Ein weiterer Hinderungsgrund ist die fehlende Infrastruktur, die für flächendeckendes autonomes Fahren notwendig wäre. Wie beurteilen Sie dieses Manko?
Bei der Frage nach der ‚richtigen‘ Infrastruktur wäre ich mit einer Prognose sehr zurückhaltend. Denn das eigentlich faszinierende an der Entwicklung des fahrerlosen Fahrens ist der Umstand, dass so unglaublich viele technische Weichen noch gestellt werden müssen. Die Frage, ob wir eine andere Infrastruktur brauchen und welche, ist lediglich eine dieser zahlreichen Weichenstellungen. Den Ansatz von SIEMENS und IAV, die auf eine straßenseitige Sensor- und Kommunikationsinfrastruktur ergänzend zur Fahrzeugsensorik setzen, halte ich für sehr aussichtsreich. Ob es am Ende aber so kommt, dass auch in anderen Projekten mit dieser straßenseitigen Infrastruktur gearbeitet wird, ist noch unklar. Ich könnte mir auch vorstellen, dass es hier parallele Entwicklungen geben wird. Für eine ÖPNV Anwendung bietet sich der Infrastrukturaufbau hingegen durchaus an und einen Finanzierungspfad gibt es auch schon. Denn genauso wie heute Straßenbahnschienen und Oberleitungen gebaut werden, könnte auch diese Infrastruktur aus den entsprechenden Finanzierungstöpfen des ÖPNV finanziert werden. Auch gibt es hierzu wirtschaftliche Anreize. So ist beispielsweise die Infrastruktur zum autonomen Fahren, wie sie im Projekt „HEAT“ eingesetzt werden soll, insbesondere unter Berücksichtigung der Skaleneffekte, deutlich günstiger, als alles was im Bereich Straßenbahn auf die Straße gebracht werden muss. Das gilt erst recht im Vergleich mit den enormen Summen, die zum Beispiel für den Neubau von U-Bahn-Linien aufgewendet werden müssen. Ein paar Sensoren an die Wand zu bauen ist im Vergleich voraussichtlich sehr viel günstig. Für eine begrenzte Linie im ÖPNV würde sich der Rückgriff auf die Infrastruktur also anbieten. Dass solche Infrastruktur flächendeckend in ganz Deutschland aufgebaut wird, sehe ich dagegen nicht, aber diese werden wir auch nicht brauchen, wenn lokale Anwendungen Erfolg haben. Wichtig ist, dass die Fahrzeuge in der Lage sein müssen, auch ohne die Infrastruktur auskommen zu können, wenn sie nicht zur Verfügung steht. Das wird von den Entwicklern meines Erachtens nach genauso gesehen
Nun noch eine Frage zu den hier teilweise bereits angesprochenen Rechtsnormen, dem Wiener Übereinkommen, den ECE-Regeln aber auch die EU-Richtlinie RL/70/311/EWG sowie der Straßenverkehrsordnung, dem Personenbeförderungsgesetz und den Haftungsregelungen auf Bundesebene. Müssen alle diese Regelungen angepasst werden, um eine Zulassung zu ermöglichen?

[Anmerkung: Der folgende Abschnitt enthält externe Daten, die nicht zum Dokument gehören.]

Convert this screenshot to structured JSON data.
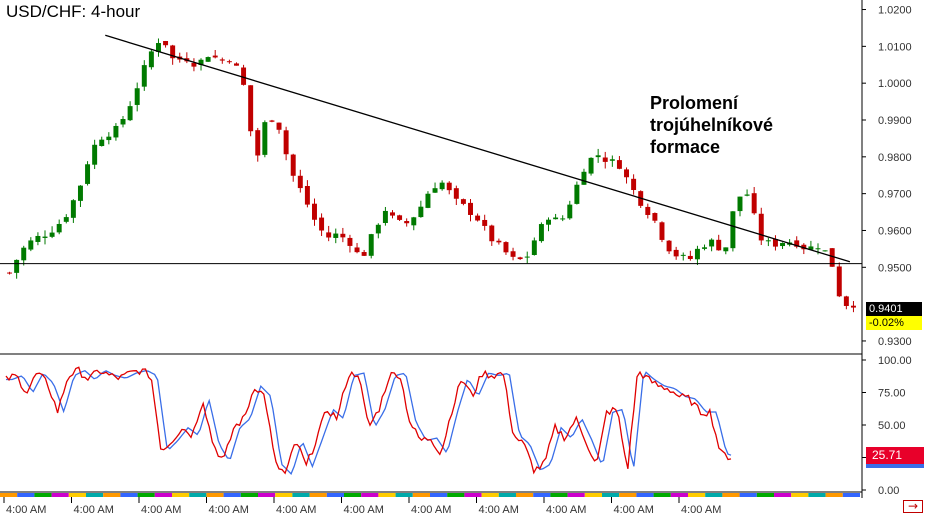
{
  "chart_data": [
    {
      "type": "candlestick",
      "title": "USD/CHF: 4-hour",
      "annotation": [
        "Prolomení",
        "trojúhelníkové",
        "formace"
      ],
      "ylim": [
        0.927,
        1.0215
      ],
      "y_ticks": [
        "1.0200",
        "1.0100",
        "1.0000",
        "0.9900",
        "0.9800",
        "0.9700",
        "0.9600",
        "0.9500",
        "0.9300"
      ],
      "y_tick_values": [
        1.02,
        1.01,
        1.0,
        0.99,
        0.98,
        0.97,
        0.96,
        0.95,
        0.93
      ],
      "x_tick_labels": [
        "4:00 AM",
        "4:00 AM",
        "4:00 AM",
        "4:00 AM",
        "4:00 AM",
        "4:00 AM",
        "4:00 AM",
        "4:00 AM",
        "4:00 AM",
        "4:00 AM",
        "4:00 AM"
      ],
      "close_path": [
        0.9485,
        0.9545,
        0.9575,
        0.959,
        0.961,
        0.965,
        0.972,
        0.982,
        0.986,
        0.987,
        0.992,
        1.0,
        1.008,
        1.013,
        1.006,
        1.007,
        1.005,
        1.008,
        1.006,
        1.007,
        0.999,
        0.978,
        0.992,
        0.988,
        0.976,
        0.97,
        0.963,
        0.958,
        0.959,
        0.957,
        0.952,
        0.959,
        0.966,
        0.962,
        0.962,
        0.966,
        0.972,
        0.973,
        0.968,
        0.966,
        0.963,
        0.958,
        0.955,
        0.952,
        0.952,
        0.959,
        0.964,
        0.962,
        0.969,
        0.977,
        0.981,
        0.979,
        0.978,
        0.972,
        0.967,
        0.963,
        0.956,
        0.953,
        0.952,
        0.956,
        0.957,
        0.954,
        0.969,
        0.97,
        0.958,
        0.956,
        0.957,
        0.957,
        0.955,
        0.956,
        0.953,
        0.94,
        0.9401
      ],
      "current_price": "0.9401",
      "current_change": "-0.02%",
      "lines": [
        {
          "kind": "trendline",
          "from_index": 14,
          "from_value": 1.013,
          "to_index": 119,
          "to_value": 0.9515
        },
        {
          "kind": "support",
          "value": 0.951
        }
      ],
      "colors": {
        "up": "#007a00",
        "down": "#c00000",
        "lines": "#000000",
        "badge": "#ffff00"
      }
    },
    {
      "type": "line",
      "name": "stochastic oscillator",
      "ylim": [
        0,
        100
      ],
      "y_ticks": [
        "100.00",
        "75.00",
        "50.00",
        "25.00",
        "0.00"
      ],
      "y_tick_values": [
        100,
        75,
        50,
        25,
        0
      ],
      "k_path": [
        85,
        88,
        75,
        90,
        82,
        60,
        88,
        92,
        85,
        92,
        88,
        86,
        90,
        92,
        88,
        30,
        38,
        48,
        42,
        70,
        35,
        22,
        48,
        55,
        80,
        72,
        20,
        12,
        38,
        18,
        40,
        62,
        55,
        88,
        90,
        48,
        62,
        88,
        90,
        52,
        38,
        40,
        28,
        60,
        86,
        72,
        90,
        88,
        90,
        42,
        35,
        15,
        20,
        48,
        40,
        55,
        38,
        18,
        60,
        62,
        15,
        92,
        85,
        80,
        78,
        72,
        70,
        60,
        60,
        28,
        25
      ],
      "current_value": "25.71",
      "colors": {
        "k": "#e00000",
        "d": "#3a6ee8",
        "badge": "#e8002a"
      }
    }
  ]
}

Alle diese Regeln müssen, wenn man autonomes Fahren großflächig einführen will, geändert werden. Das kommt aber wieder ganz klar auf den Einführungspfad an. Für eine Zulassung im Linienverkehr im ÖPNV in überschaubaren Gebieten, halte ich eine radikale Anpassung nicht für zwingend notwendig. Allerdings muss dann hier mit räumlich beschränkten Ausnahmen gearbeitet werden, die für den internationalen Verkehr klar erkennbar sein müssen. Dazu gehört jedoch auch Mut in der politischen Umsetzung, denn Gegenstimmen wird es immer genug geben. Wie bereits erläutert, werden die Regelungen des Völkerrechts aus meiner Sicht kaum zugunsten des fahrerlosen Fahrens angepasst werden, wenn nicht einzelne Staaten hier umfassende Erfahrungen vorweisen können und bereits nationale Regelungsbespiele für begrenzte Anwendungen der Technik vorliegen.
Es handelt sich um Fälle nach § 70 StVZO, wonach Landesbehörden Ausnahmen bei der Zulassung machen können?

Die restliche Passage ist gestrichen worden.